Fraudsters use talking points like saying “this one simple trick can save you thousands” or “click here for the secret to losing 20 pounds in one week.” Others will imply that the promised benefit will magically appear if you click into a video provided by the poster’s “partners” or “sponsors.”

In reality, the consumer will be led down a rabbit hole of descending click-in scams designed to generate fake affiliate clicks for the scammer. Even worse, they can parlay this scam into gaining access to the user’s computer and private data.

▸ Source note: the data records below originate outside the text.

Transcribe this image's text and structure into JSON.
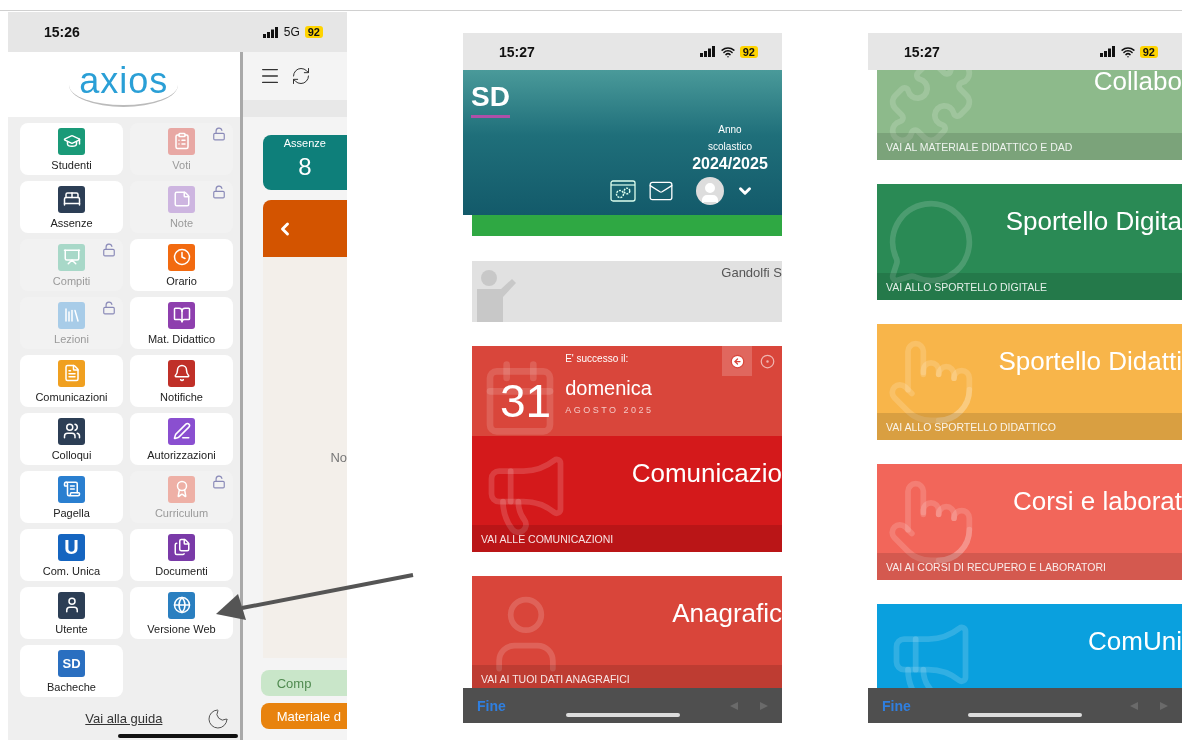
{
  "menu_phone": {
    "status": {
      "time": "15:26",
      "network": "5G",
      "battery": "92"
    },
    "logo": "axios",
    "tiles": [
      {
        "label": "Studenti",
        "locked": false,
        "color": "#1a9a78"
      },
      {
        "label": "Voti",
        "locked": true,
        "color": "#e8a8a4"
      },
      {
        "label": "Assenze",
        "locked": false,
        "color": "#2c3e55"
      },
      {
        "label": "Note",
        "locked": true,
        "color": "#cdb5e0"
      },
      {
        "label": "Compiti",
        "locked": true,
        "color": "#a8d8c8"
      },
      {
        "label": "Orario",
        "locked": false,
        "color": "#f26a10"
      },
      {
        "label": "Lezioni",
        "locked": true,
        "color": "#a8cce8"
      },
      {
        "label": "Mat. Didattico",
        "locked": false,
        "color": "#8e3fae"
      },
      {
        "label": "Comunicazioni",
        "locked": false,
        "color": "#f0a020"
      },
      {
        "label": "Notifiche",
        "locked": false,
        "color": "#c03028"
      },
      {
        "label": "Colloqui",
        "locked": false,
        "color": "#2c3e55"
      },
      {
        "label": "Autorizzazioni",
        "locked": false,
        "color": "#8a4fd0"
      },
      {
        "label": "Pagella",
        "locked": false,
        "color": "#2a7fd0"
      },
      {
        "label": "Curriculum",
        "locked": true,
        "color": "#eeb0a6"
      },
      {
        "label": "Com. Unica",
        "locked": false,
        "color": "#1565c0",
        "glyph": "U"
      },
      {
        "label": "Documenti",
        "locked": false,
        "color": "#7a3aa8"
      },
      {
        "label": "Utente",
        "locked": false,
        "color": "#2c3e55"
      },
      {
        "label": "Versione Web",
        "locked": false,
        "color": "#2a7fc0"
      },
      {
        "label": "Bacheche",
        "locked": false,
        "color": "#2a6fc0",
        "glyph": "SD"
      }
    ],
    "guide_link": "Vai alla guida",
    "content": {
      "stat_label": "Assenze",
      "stat_value": "8",
      "note": "No",
      "buttons": [
        {
          "label": "Comp",
          "kind": "faded"
        },
        {
          "label": "Materiale d",
          "kind": "solid"
        }
      ]
    }
  },
  "home_phone": {
    "status": {
      "time": "15:27",
      "battery": "92"
    },
    "header": {
      "logo": "SD",
      "year_label": "Anno scolastico",
      "year": "2024/2025"
    },
    "user_name": "Gandolfi S",
    "event": {
      "caption": "E' successo il:",
      "day": "31",
      "weekday": "domenica",
      "month": "AGOSTO 2025"
    },
    "tiles": [
      {
        "title": "Comunicazio",
        "link": "VAI ALLE COMUNICAZIONI",
        "color": "#d4191b"
      },
      {
        "title": "Anagrafic",
        "link": "VAI AI TUOI DATI ANAGRAFICI",
        "color": "#d9453a"
      }
    ],
    "keyboard_done": "Fine"
  },
  "tiles_phone": {
    "status": {
      "time": "15:27",
      "battery": "92"
    },
    "tiles": [
      {
        "title": "Collabo",
        "link": "VAI AL MATERIALE DIDATTICO E DAD",
        "color": "#8dba8b"
      },
      {
        "title": "Sportello Digita",
        "link": "VAI ALLO SPORTELLO DIGITALE",
        "color": "#2a8a55"
      },
      {
        "title": "Sportello Didatti",
        "link": "VAI ALLO SPORTELLO DIDATTICO",
        "color": "#f8b54a"
      },
      {
        "title": "Corsi e laborat",
        "link": "VAI AI CORSI DI RECUPERO E LABORATORI",
        "color": "#f2665a"
      },
      {
        "title": "ComUni",
        "color": "#0aa0de"
      }
    ],
    "keyboard_done": "Fine"
  }
}
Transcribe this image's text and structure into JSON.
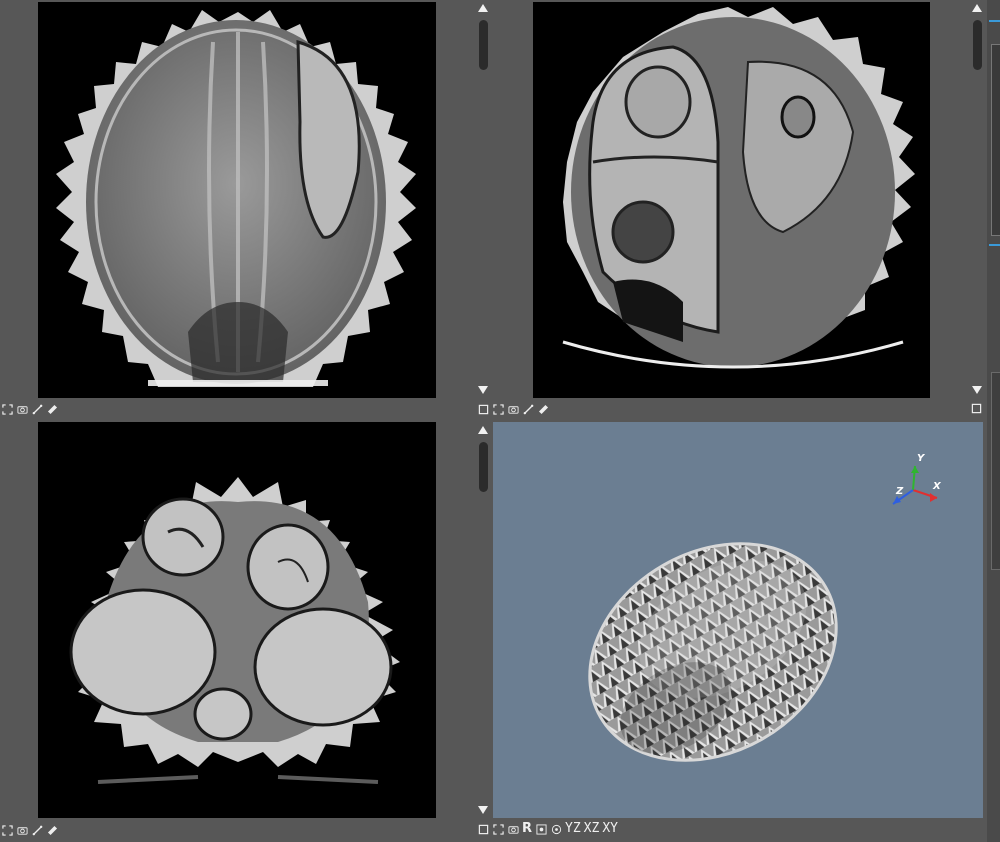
{
  "layout": {
    "views": [
      "slice-view-top-left",
      "slice-view-top-right",
      "slice-view-bottom-left",
      "volume-3d-view"
    ]
  },
  "views": {
    "top_left": {
      "kind": "slice",
      "toolbar": [
        "fit-to-view-icon",
        "camera-icon",
        "measure-icon",
        "ruler-icon"
      ]
    },
    "top_right": {
      "kind": "slice",
      "toolbar": [
        "maximize-icon",
        "fit-to-view-icon",
        "camera-icon",
        "measure-icon",
        "ruler-icon"
      ]
    },
    "bottom_left": {
      "kind": "slice",
      "toolbar": [
        "fit-to-view-icon",
        "camera-icon",
        "measure-icon",
        "ruler-icon"
      ]
    },
    "volume_3d": {
      "kind": "3d",
      "background_color": "#6b7e92",
      "axes": {
        "x": "X",
        "y": "Y",
        "z": "Z"
      },
      "toolbar": {
        "reset_label": "R",
        "yz_label": "YZ",
        "xz_label": "XZ",
        "xy_label": "XY"
      }
    }
  },
  "colors": {
    "panel_bg": "#575757",
    "slice_bg": "#000000",
    "axis_x": "#e03030",
    "axis_y": "#2fb52f",
    "axis_z": "#2f5fe0"
  }
}
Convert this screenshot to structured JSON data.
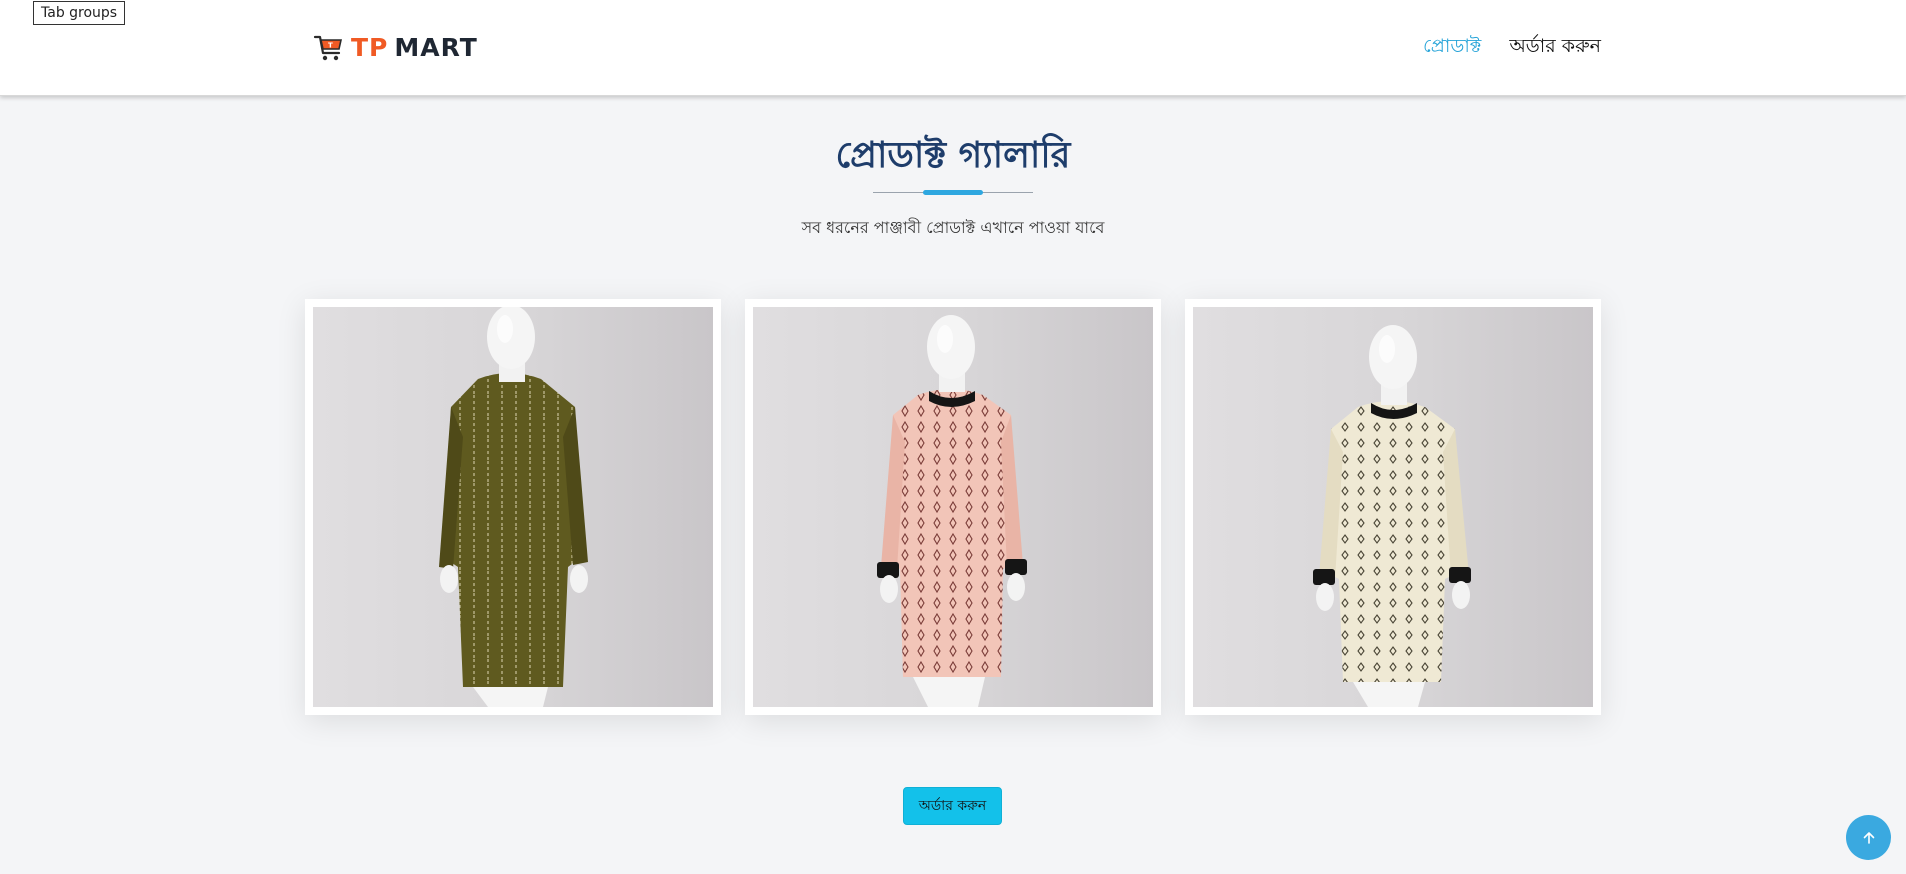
{
  "tooltip": {
    "text": "Tab groups"
  },
  "brand": {
    "part1": "TP",
    "part2": "MART",
    "icon": "shopping-cart-icon"
  },
  "nav": {
    "products": "প্রোডাক্ট",
    "order": "অর্ডার করুন"
  },
  "gallery": {
    "title": "প্রোডাক্ট গ্যালারি",
    "subtitle": "সব ধরনের পাঞ্জাবী প্রোডাক্ট এখানে পাওয়া যাবে",
    "items": [
      {
        "color": "#5f5a1f",
        "pattern": "#c9c29a"
      },
      {
        "color": "#f2c5b8",
        "pattern": "#7a3c38"
      },
      {
        "color": "#efe9d4",
        "pattern": "#4a4536"
      }
    ]
  },
  "order_button": {
    "label": "অর্ডার করুন"
  },
  "scroll_top": {
    "icon": "arrow-up-icon"
  },
  "colors": {
    "accent": "#25a3d8",
    "button": "#13c1ea",
    "heading": "#1e3d6b",
    "logo_orange": "#f05a24"
  }
}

Lastly, pay-to-join scams are another form of affiliate fraud that asks retailers to pay for memberships with various agencies. The scam is relatively easy to commit, as it might seem rational that you should pay to join an affiliate program.

The fact is that most credible affiliate programs do not feature sign-up fees or up-front membership costs. As the name implies, performance marketing should be based on performance. If a network has faith in their affiliates, they shouldn’t require a big, up-front investment to start using their service.